Some of you may prove reluctant, either disparaging the handjob as a premarital (and possibly pre-sexual)
stopgap measure, or as what you did with that cute boy you liked in college but didn't quite like THAT much. A lot of wives have dismissed the handjob in favor of far more elaborate and ostensibly rewarding pursuits.
(The other major sexual import the East can claim credit for? The American fascination with fellatio. Before 1940 it was more or less regulated to the seediest, tawdriest prostitutes -- no respectable wife and mother would ever stoop to such depravity. But after WWII, when hundreds of thousands of returning GIs came home freshly-cured from the clap and well-experienced with the blowjob parlors of Occupied Japan and Okinawa, not to mention the brothel superstores of Viet Nam and Korea, their expectations had shifted. By 1960 fellatio was just barely kinky. By 1970 it was pretty much expected as a special treat in marriage. By 1980 it was de riguer, and by 1990's advent of hook-up culture, it had become almost as casual as a handshake. Thanks, Asia!)
(Who am I kidding? The Triads will accept pretty much anything.)
The massage itself was wonderful, and I tipped my therapist lavishly. Afterwards we hit the sushi bar across the street for a little saki and some unagi, talked, enjoyed ourselves, and had an excellent date. Then we went home for my Happy Ending. As the details would be of interest only to the aficionado and the lecherous, I'll spare you, but they did involve a hammock. You can fill in the rest from there.
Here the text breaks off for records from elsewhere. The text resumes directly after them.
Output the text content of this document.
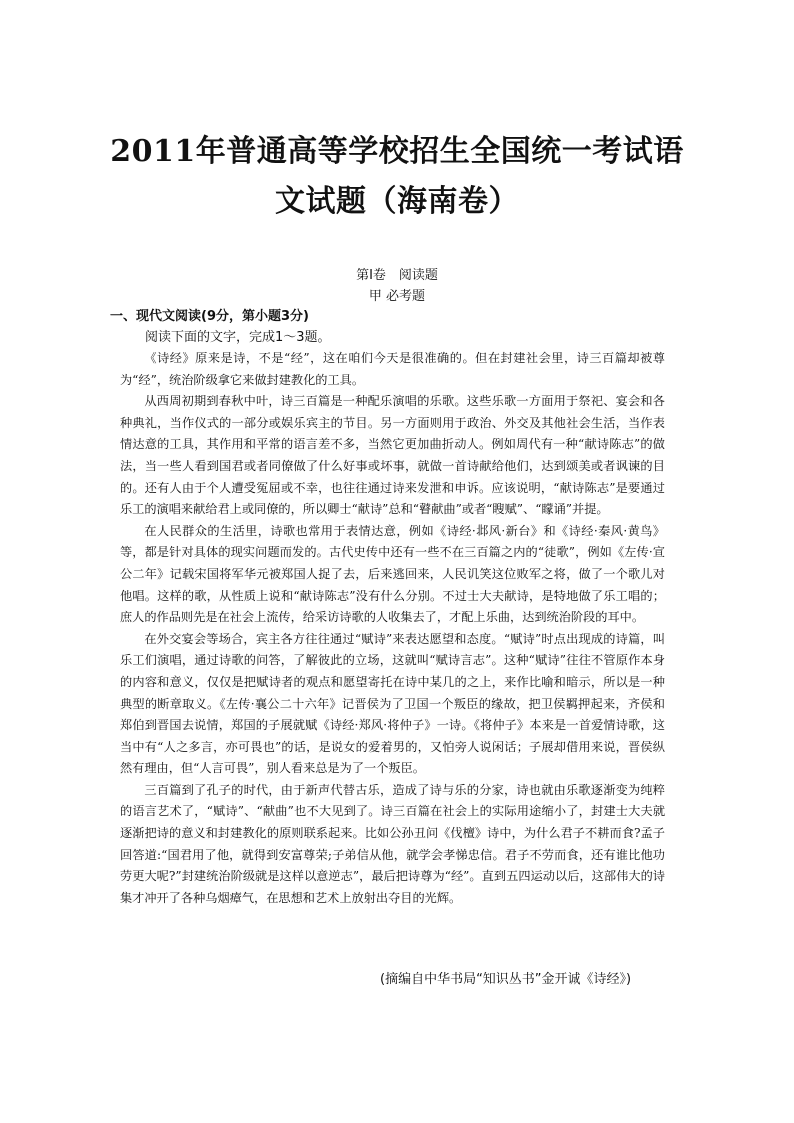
2011年普通高等学校招生全国统一考试语
文试题（海南卷）
第Ⅰ卷　阅读题
甲 必考题
一、现代文阅读(9分，第小题3分)
阅读下面的文字，完成1～3题。

《诗经》原来是诗，不是“经”，这在咱们今天是很准确的。但在封建社会里，诗三百篇却被尊为“经”，统治阶级拿它来做封建教化的工具。

从西周初期到春秋中叶，诗三百篇是一种配乐演唱的乐歌。这些乐歌一方面用于祭祀、宴会和各种典礼，当作仪式的一部分或娱乐宾主的节目。另一方面则用于政治、外交及其他社会生活，当作表情达意的工具，其作用和平常的语言差不多，当然它更加曲折动人。例如周代有一种“献诗陈志”的做法，当一些人看到国君或者同僚做了什么好事或坏事，就做一首诗献给他们，达到颂美或者讽谏的目的。还有人由于个人遭受冤屈或不幸，也往往通过诗来发泄和申诉。应该说明，“献诗陈志”是要通过乐工的演唱来献给君上或同僚的，所以卿士“献诗”总和“瞽献曲”或者“瞍赋”、“矇诵”并提。

在人民群众的生活里，诗歌也常用于表情达意，例如《诗经·邶风·新台》和《诗经·秦风·黄鸟》等，都是针对具体的现实问题而发的。古代史传中还有一些不在三百篇之内的“徒歌”，例如《左传·宣公二年》记载宋国将军华元被郑国人捉了去，后来逃回来，人民讥笑这位败军之将，做了一个歌儿对他唱。这样的歌，从性质上说和“献诗陈志”没有什么分别。不过士大夫献诗，是特地做了乐工唱的；庶人的作品则先是在社会上流传，给采访诗歌的人收集去了，才配上乐曲，达到统治阶段的耳中。

在外交宴会等场合，宾主各方往往通过“赋诗”来表达愿望和态度。“赋诗”时点出现成的诗篇，叫乐工们演唱，通过诗歌的问答，了解彼此的立场，这就叫“赋诗言志”。这种“赋诗”往往不管原作本身的内容和意义，仅仅是把赋诗者的观点和愿望寄托在诗中某几的之上，来作比喻和暗示，所以是一种典型的断章取义。《左传·襄公二十六年》记晋侯为了卫国一个叛臣的缘故，把卫侯羁押起来，齐侯和郑伯到晋国去说情，郑国的子展就赋《诗经·郑风·将仲子》一诗。《将仲子》本来是一首爱情诗歌，这当中有“人之多言，亦可畏也”的话，是说女的爱着男的，又怕旁人说闲话；子展却借用来说，晋侯纵然有理由，但“人言可畏”，别人看来总是为了一个叛臣。

三百篇到了孔子的时代，由于新声代替古乐，造成了诗与乐的分家，诗也就由乐歌逐渐变为纯粹的语言艺术了，“赋诗”、“献曲”也不大见到了。诗三百篇在社会上的实际用途缩小了，封建士大夫就逐渐把诗的意义和封建教化的原则联系起来。比如公孙丑问《伐檀》诗中，为什么君子不耕而食?孟子回答道:“国君用了他，就得到安富尊荣;子弟信从他，就学会孝悌忠信。君子不劳而食，还有谁比他功劳更大呢?”封建统治阶级就是这样以意逆志”，最后把诗尊为“经”。直到五四运动以后，这部伟大的诗集才冲开了各种乌烟瘴气，在思想和艺术上放射出夺目的光辉。

(摘编自中华书局“知识丛书”金开诚《诗经》)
In any case, the couple's massage was an outstanding date, completely unanticipated and thoroughly enjoyed. It was also something I probably wouldn't have set up on my own because I tend to be more food-oriented in my dates. But I can't argue against the intense Alpha feelings brought on by having a woman knead your flesh and rub you (almost) all over. And Mrs. I certainly didn't suffer at the hands of her strapping young man. Afterwards we had the physical exhilaration of getting a solid rub-down by a knowledgeable stranger, and enough pent-up pressure and lust going on to make the evening . . . climactic.
So if you're a wife who tried the GFE to any effect, consider pulling this bit of Girl Game on your husband. Or suggest in an off-hand way that he give YOU a Happy Ending -- no doubt he could use the practice. You'll find the feelings of decadent attention delightful, while he will likely appreciate the sensitive appreciation of his body. Afterwards, get a bottle of sweet-smelling lotion and continue the rub-down at home, if you have any energy left. And if you can manage a hammock . . . well, I'm sure you can figure it out from there.